Macquarie Warrants has launched call and put warrants over the Dow Jones Industrial Average Index (DJIA) and the NASDAQ-100 Index (NDX), the first such warrants to be listed on Bursa Malaysia (Bursa). The structured warrants started trading on Bursa on Friday, December 17, 2021
The new warrants over the DJIA and NDX join the existing warrants over the S&P 500 Index (SP500), meaning that there are now warrants over three U.S. indices available on Bursa. The DJIA is a price-weighted measure of 30 U.S. blue-chip companies and covers all industries except transportation and utilities, while the NDX includes 100 of the largest U.S. and international non-financial companies listed on the NASDAQ Stock Market, and reflects companies across major industry groups including computer hardware and software, telecommunications, retail/wholesale trade and biotechnology.
Macquarie Warrants continues to expand its structured warrant coverage in Malaysia with new product choices. Earlier in March this year, Macquarie Warrants launched the first warrants over the Hang Seng TECH Index (HSTECH), allowing investors to gain exposure to the largest technology companies listed in Hong Kong. In end-June this year, Macquarie Warrants launched calls and put over selected Hong Kong-listed shares as well, allowing investors to gain leveraged exposure to the moves in the shares of specific Hong Kong-listed companies.
“We have seen an increase in investors’ interest in structured warrants over foreign shares and indices in the last 12 months. As structured warrants over a variety of underlying are now available on Bursa, investors can gain exposure to the local and foreign markets via their existing trading platforms, allowing them to have a better overview of their overall portfolios. We will continue to expand the product choices for warrant investors in Malaysia,” said Dean Herbert, Head of Listed Product Distribution, Asia, Macquarie Commodities and Global Markets.

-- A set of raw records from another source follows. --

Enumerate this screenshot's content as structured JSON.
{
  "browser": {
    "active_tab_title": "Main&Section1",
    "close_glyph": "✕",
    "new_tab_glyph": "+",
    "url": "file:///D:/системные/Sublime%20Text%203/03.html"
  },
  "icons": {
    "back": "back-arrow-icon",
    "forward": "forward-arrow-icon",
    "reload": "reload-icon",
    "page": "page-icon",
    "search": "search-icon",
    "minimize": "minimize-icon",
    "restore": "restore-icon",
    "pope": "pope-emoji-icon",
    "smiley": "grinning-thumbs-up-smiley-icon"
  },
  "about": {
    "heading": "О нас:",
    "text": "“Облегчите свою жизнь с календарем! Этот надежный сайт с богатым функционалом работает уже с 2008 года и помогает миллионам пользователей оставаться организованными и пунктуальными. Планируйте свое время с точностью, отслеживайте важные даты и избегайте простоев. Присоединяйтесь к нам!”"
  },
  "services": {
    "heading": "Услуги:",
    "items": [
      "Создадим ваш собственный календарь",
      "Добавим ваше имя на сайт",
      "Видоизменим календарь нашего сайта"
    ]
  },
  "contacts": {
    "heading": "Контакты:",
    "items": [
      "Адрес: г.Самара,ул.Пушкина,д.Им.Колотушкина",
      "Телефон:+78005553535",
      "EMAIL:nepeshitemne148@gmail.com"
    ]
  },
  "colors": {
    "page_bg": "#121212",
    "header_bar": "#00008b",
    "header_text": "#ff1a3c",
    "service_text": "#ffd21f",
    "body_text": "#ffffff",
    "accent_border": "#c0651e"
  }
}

With the issuance of both call and put warrants, investors with either bullish or bearish views can gain exposure to the U.S. markets. A call warrant moves in line with the underlying, increasing in value as the underlying increases, while a put warrant moves in an opposite direction to the underlying, increasing in value as the underlying decreases, and vice versa. The put warrants also allow investors to hedge their U.S. portfolio against any downside risk in the market. In addition, with warrants being a leveraged product, investors can gain exposure with a smaller capital outlay, and yet will not be subject to any margin calls.